Trump also reversed the Civil Rights Act of 1957, which protected the voting rights of Black Americans by creating the Civil Rights Division to prosecute voter discrimination. Six decades later, Trump removed a dozen of the division’s senior attorneys, including those managing offices investigating police abuse, halting all current probes. He also removed managers of the voting rights section and dismissed all active cases. According to its government website, Trump’s Civil Rights Division is focused on anti-abortion centers, military personnel, and people “sterilized by transgender hormone/therapy” – none of which are civil rights categories.
The Trump administration is systematically dismantling the Civil Rights Movement. Beginning the winter of his second term: The IRS eliminated its civil rights office.
The Social Security department eliminated its Office of Civil Rights and Equal Opportunity and laid off all of its Civil Rights employees.
The Department of Education eliminated nearly half of its civil rights offices.

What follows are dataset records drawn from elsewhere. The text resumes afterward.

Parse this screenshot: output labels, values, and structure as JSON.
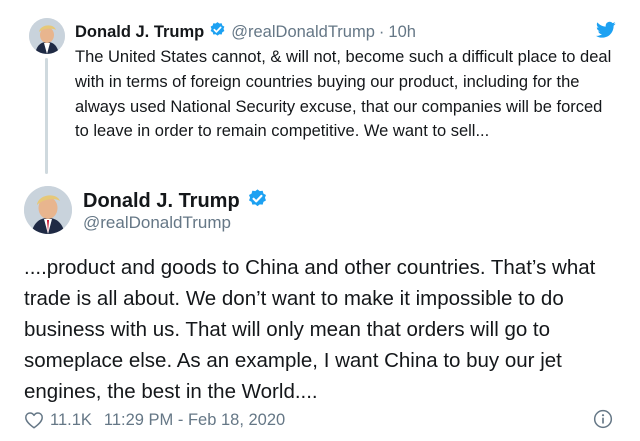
{
  "quoted_tweet": {
    "display_name": "Donald J. Trump",
    "handle": "@realDonaldTrump",
    "separator": "·",
    "time_ago": "10h",
    "text": "The United States cannot, & will not, become such a difficult place to deal with in terms of foreign countries buying our product, including for the always used National Security excuse, that our companies will be forced to leave in order to remain competitive. We want to sell..."
  },
  "main_tweet": {
    "display_name": "Donald J. Trump",
    "handle": "@realDonaldTrump",
    "text": "....product and goods to China and other countries. That’s what trade is all about. We don’t want to make it impossible to do business with us. That will only mean that orders will go to someplace else. As an example, I want China to buy our jet engines, the best in the World....",
    "likes": "11.1K",
    "timestamp": "11:29 PM - Feb 18, 2020"
  },
  "icons": {
    "verified": "verified-badge-icon",
    "twitter": "twitter-bird-icon",
    "like": "heart-icon",
    "info": "info-icon"
  },
  "colors": {
    "brand_blue": "#1da1f2",
    "secondary_text": "#657786",
    "primary_text": "#14171a",
    "thread_line": "#cfd9de"
  }
}
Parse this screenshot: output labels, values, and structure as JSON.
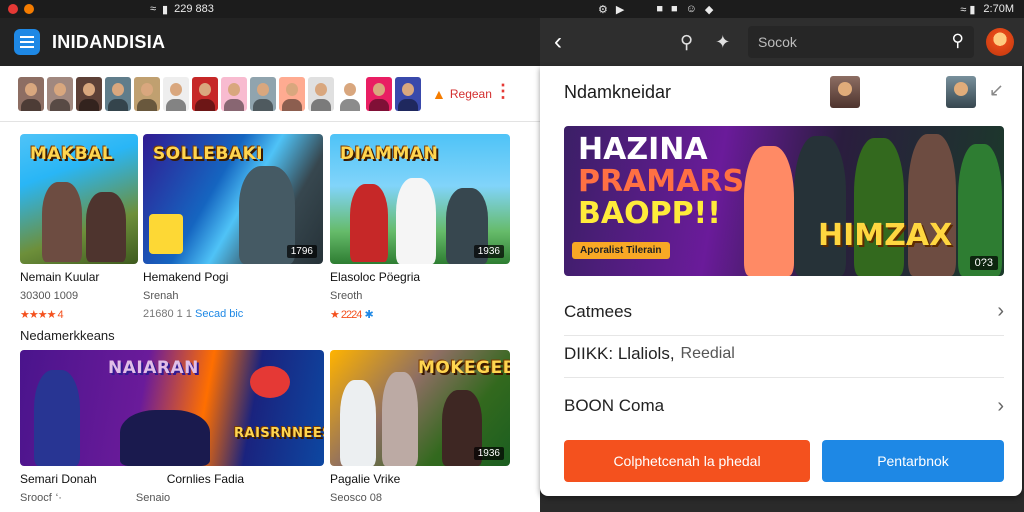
{
  "left": {
    "status_time": "229 883",
    "app_title": "INIDANDISIA",
    "avatar_strip": {
      "count": 14,
      "register_label": "Regean"
    },
    "cards_row1": [
      {
        "logo": "MAKBAL",
        "title": "Nemain Kuular",
        "meta": "30300 1009",
        "rating": "★★★★ 4",
        "duration": ""
      },
      {
        "logo": "SOLLEBAKI",
        "title": "Hemakend Pogi",
        "meta": "Srenah",
        "rating": "21680 1 1",
        "rating_alt": "Secad bic",
        "duration": "1796"
      },
      {
        "logo": "DIAMMAN",
        "title": "Elasoloc Pöegria",
        "meta": "Sreoth",
        "rating": "★ 2224",
        "rating_alt": "✱",
        "duration": "1936"
      }
    ],
    "section_title": "Nedamerkkeans",
    "cards_row2": [
      {
        "logo": "NAIARAN",
        "sub_logo": "RAISRNNEES",
        "title": "Semari Donah",
        "meta": "Sroocf",
        "meta_alt": "‘·",
        "duration": ""
      },
      {
        "logo": "MOKEGEB",
        "title": "Cornlies Fadia",
        "meta": "Senaio",
        "duration": ""
      },
      {
        "logo": "",
        "title": "Pagalie Vrike",
        "meta": "Seosco 08",
        "duration": "1936"
      }
    ]
  },
  "right": {
    "status_time": "2:70M",
    "search_placeholder": "Socok",
    "sheet_title": "Ndamkneidar",
    "banner": {
      "headline": [
        "HAZINA",
        "PRAMARS",
        "BAOPP!!"
      ],
      "tag": "Aporalist Tilerain",
      "brand": "HIMZAX",
      "duration": "0?3"
    },
    "rows": [
      {
        "label": "Catmees",
        "sub": "",
        "chevron": true
      },
      {
        "label": "DIIKK: Llaliols,",
        "sub": "Reedial",
        "chevron": false
      },
      {
        "label": "BOON  Coma",
        "sub": "",
        "chevron": true
      }
    ],
    "primary_button": "Colphetcenah la phedal",
    "secondary_button": "Pentarbnok"
  },
  "colors": {
    "primary": "#f4511e",
    "secondary": "#1e88e5",
    "appbar": "#232323"
  }
}
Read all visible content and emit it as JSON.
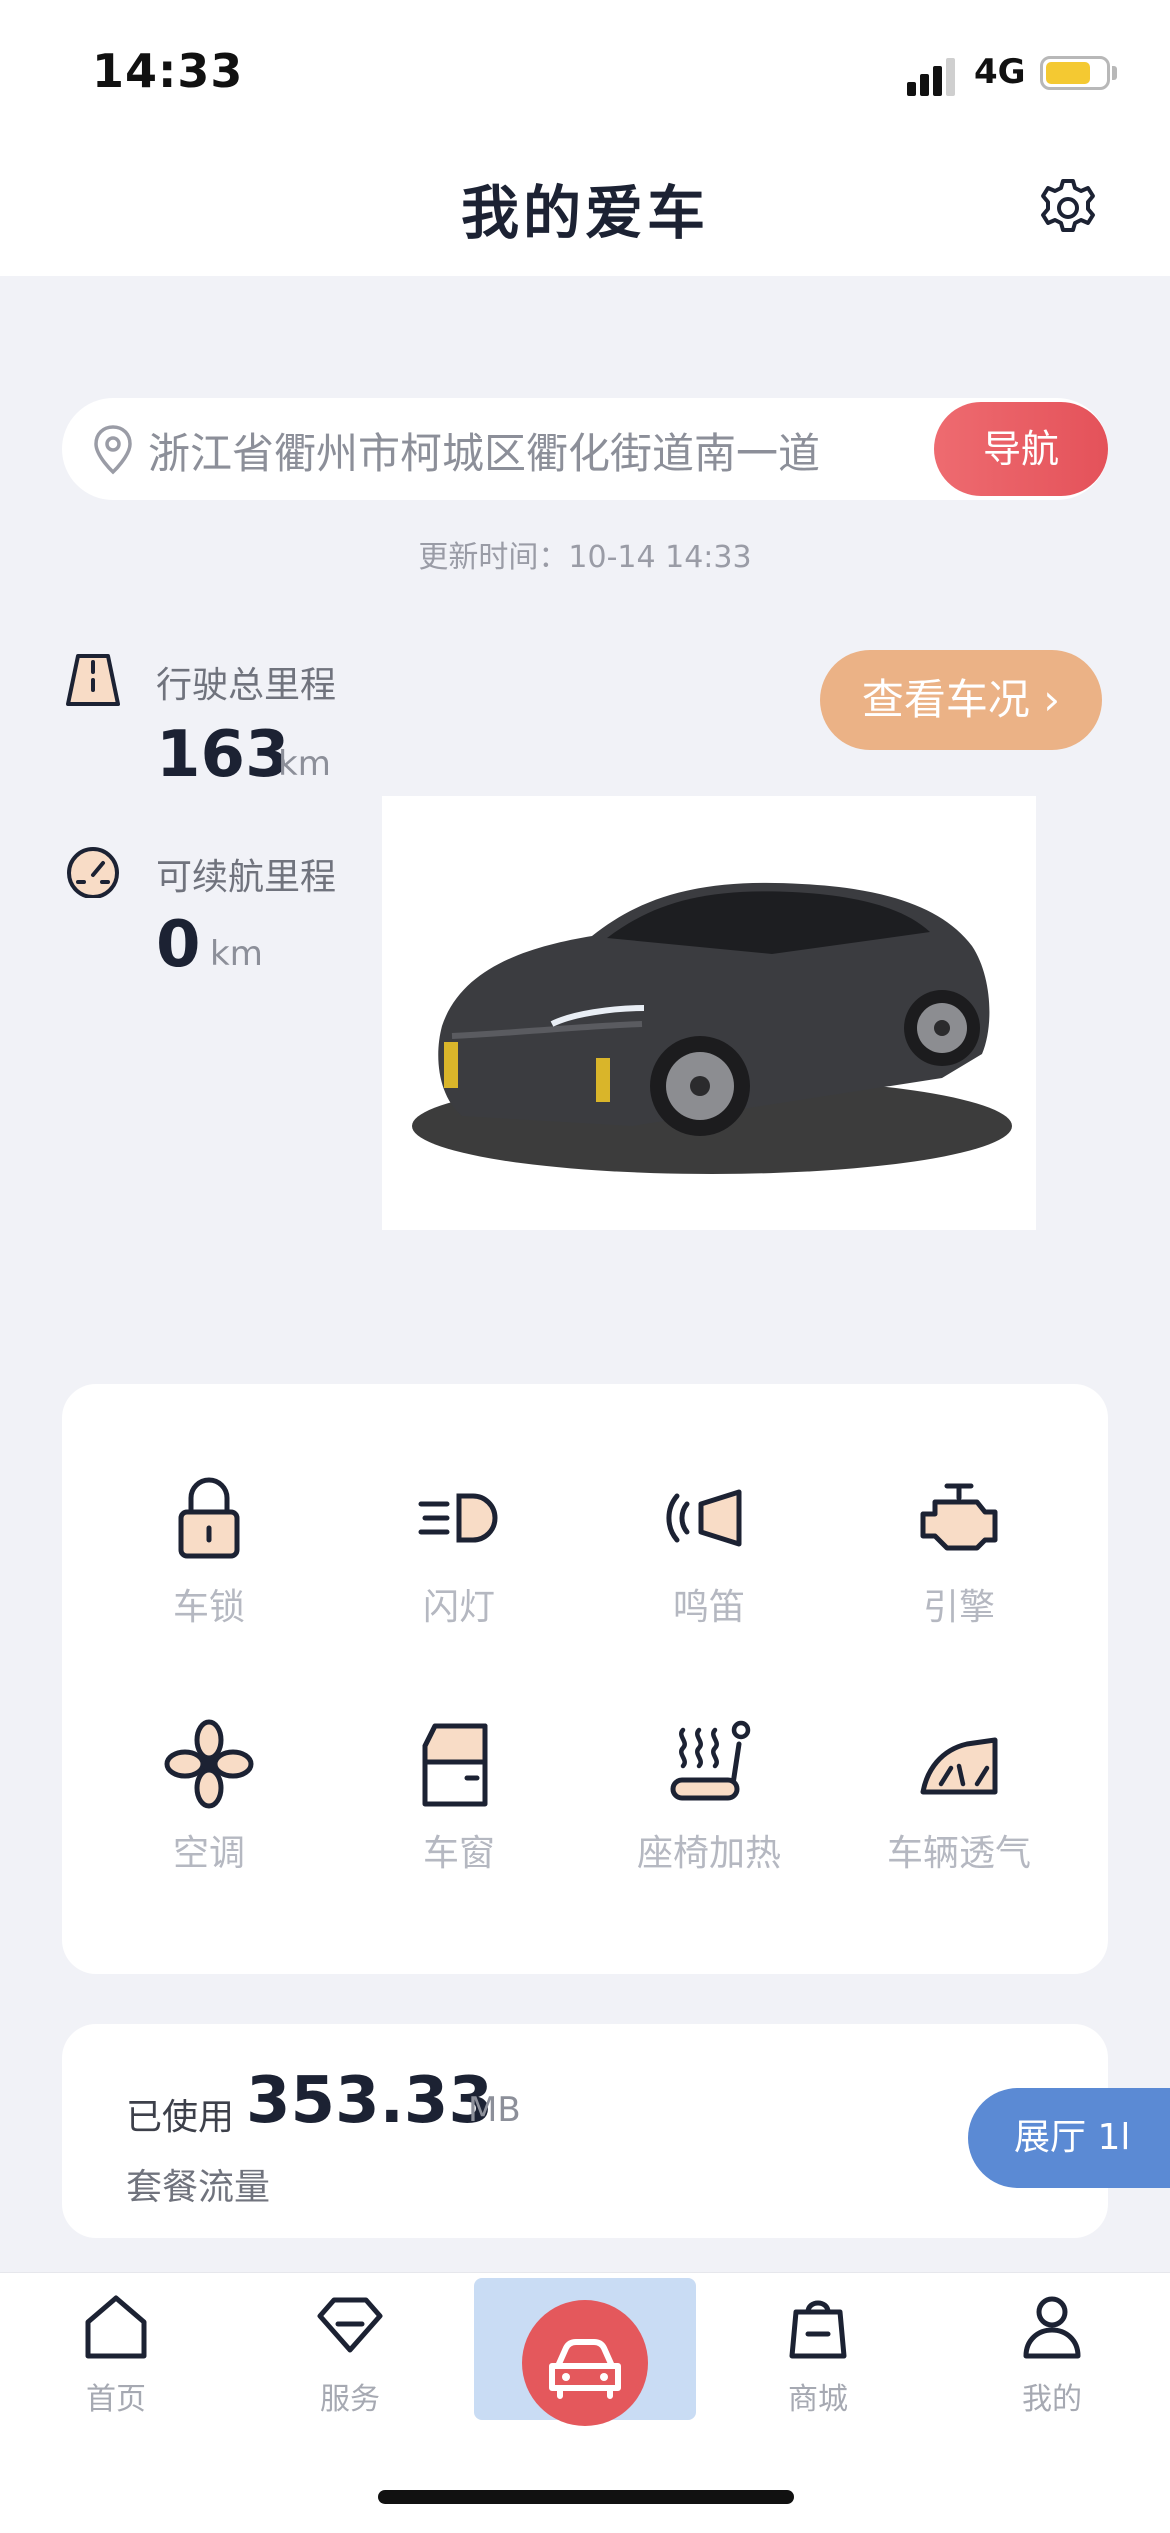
{
  "status_bar": {
    "time": "14:33",
    "network": "4G"
  },
  "header": {
    "title": "我的爱车",
    "settings_icon": "gear-icon"
  },
  "location": {
    "address": "浙江省衢州市柯城区衢化街道南一道",
    "nav_button": "导航",
    "updated": "更新时间：10-14 14:33"
  },
  "stats": {
    "total_label": "行驶总里程",
    "total_value": "163",
    "total_unit": "km",
    "range_label": "可续航里程",
    "range_value": "0",
    "range_unit": "km",
    "status_button": "查看车况 ›"
  },
  "controls": [
    {
      "label": "车锁",
      "icon": "lock-icon"
    },
    {
      "label": "闪灯",
      "icon": "headlight-icon"
    },
    {
      "label": "鸣笛",
      "icon": "horn-icon"
    },
    {
      "label": "引擎",
      "icon": "engine-icon"
    },
    {
      "label": "空调",
      "icon": "fan-icon"
    },
    {
      "label": "车窗",
      "icon": "window-icon"
    },
    {
      "label": "座椅加热",
      "icon": "seat-heat-icon"
    },
    {
      "label": "车辆透气",
      "icon": "vent-icon"
    }
  ],
  "data_usage": {
    "used_label": "已使用",
    "value": "353.33",
    "unit": "MB",
    "caption": "套餐流量",
    "showroom_button": "展厅 1l"
  },
  "tabs": [
    {
      "label": "首页",
      "icon": "home-icon"
    },
    {
      "label": "服务",
      "icon": "diamond-icon"
    },
    {
      "label": "",
      "icon": "car-icon"
    },
    {
      "label": "商城",
      "icon": "bag-icon"
    },
    {
      "label": "我的",
      "icon": "user-icon"
    }
  ],
  "colors": {
    "accent_red": "#e4525a",
    "accent_orange": "#ebb286",
    "accent_blue": "#5b8ad4",
    "icon_fill": "#f8dcc6"
  }
}
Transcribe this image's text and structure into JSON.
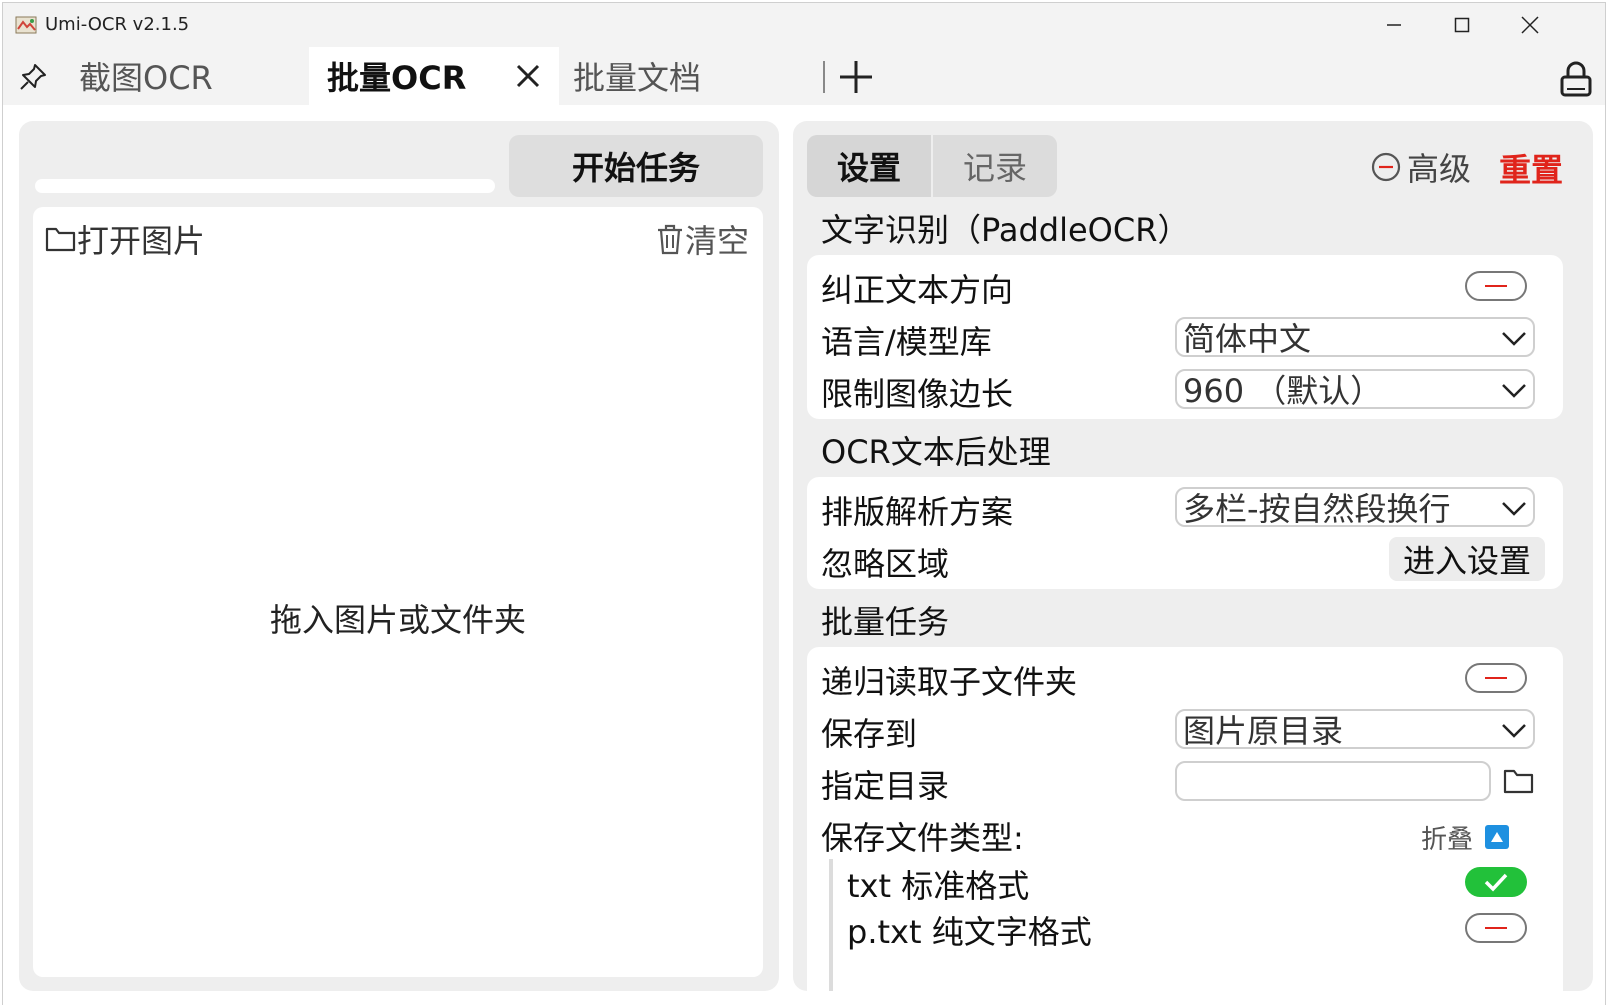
{
  "window": {
    "title": "Umi-OCR v2.1.5"
  },
  "tabs": [
    {
      "label": "截图OCR",
      "active": false
    },
    {
      "label": "批量OCR",
      "active": true
    },
    {
      "label": "批量文档",
      "active": false
    }
  ],
  "left": {
    "start_button": "开始任务",
    "open_images": "打开图片",
    "clear": "清空",
    "drop_hint": "拖入图片或文件夹",
    "progress": 0
  },
  "right": {
    "tabs": {
      "settings": "设置",
      "records": "记录"
    },
    "advanced": "高级",
    "reset": "重置",
    "sections": {
      "ocr": {
        "title": "文字识别（PaddleOCR）",
        "correct_direction": {
          "label": "纠正文本方向",
          "enabled": false
        },
        "language": {
          "label": "语言/模型库",
          "value": "简体中文"
        },
        "limit_side": {
          "label": "限制图像边长",
          "value": "960 （默认）"
        }
      },
      "post": {
        "title": "OCR文本后处理",
        "layout": {
          "label": "排版解析方案",
          "value": "多栏-按自然段换行"
        },
        "ignore_area": {
          "label": "忽略区域",
          "button": "进入设置"
        }
      },
      "batch": {
        "title": "批量任务",
        "recursive": {
          "label": "递归读取子文件夹",
          "enabled": false
        },
        "save_to": {
          "label": "保存到",
          "value": "图片原目录"
        },
        "custom_dir": {
          "label": "指定目录",
          "value": ""
        },
        "file_types": {
          "label": "保存文件类型:",
          "collapse": "折叠",
          "items": [
            {
              "label": "txt 标准格式",
              "enabled": true
            },
            {
              "label": "p.txt 纯文字格式",
              "enabled": false
            }
          ]
        }
      }
    }
  },
  "colors": {
    "reset_red": "#e0241b",
    "toggle_on": "#22c13a",
    "collapse_blue": "#1e90e0"
  }
}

Homeland Security conducted wide-scale layoffs at its Office for Civil Rights and Civil Liberties.
The Department of Labor eliminated its Office of Federal Contract Compliance Programs.
The Department of Justice halted all new civil rights investigations and froze all agreements with local governments addressing biased police policies.
Instead of honoring Civil Rights leader Jesse Jackson, the White House ordered flags to half-staff for Charlie Kirk, a commentator who said that Martin Luther King Jr. was “awful” and “not a good person” and that “we made a huge mistake when we passed the Civil Rights Act in the 1960s.”
Kirk articulated the Trump administration’s anti-Black prejudice. Addressing a list of prominent Black women, including Supreme Court Justice Jackson, he said, “You do not have the brain processing power to otherwise be taken really seriously. You had to go steal a white person’s slot to go be taken somewhat seriously.” Speaking generally of Black people, Kirk said, “If I see a Black pilot, I’m going to be like, boy, I hope he’s qualified.” He extended his racist assumptions even to low-paying jobs: “If I’m dealing with somebody in customer service who’s a moronic Black woman, I wonder is she there because of her excellence, or is she there because of affirmative action?”
Trump’s Defense Secretary Pete Hegseth, who never earned a rank above major in the U.S. Army, recently overruled a board of Navy admirals and blocked two Black men and three white women from becoming one-star admirals. In March, Hegseth overruled the Army Secretary and blocked the promotion of two Black men and two white women to one-star generals. He told the Pentagon it had become “less capable” because it had “promoted too many for the wrong reasons” and he would now promote “the right people.”
Trump’s unsupported claim that policies that support diversity, inclusion, and equity (DEI) do not also support merit is racist, misogynistic, and deeply ironic given the number of underqualified white men in his administration. It’s also un-American. Our parents and grandparents never imagined that the hardwon battles of the Civil Rights Movement would need to be fought a second time.
But that is the state of our nation on this 161st anniversary of Juneteenth.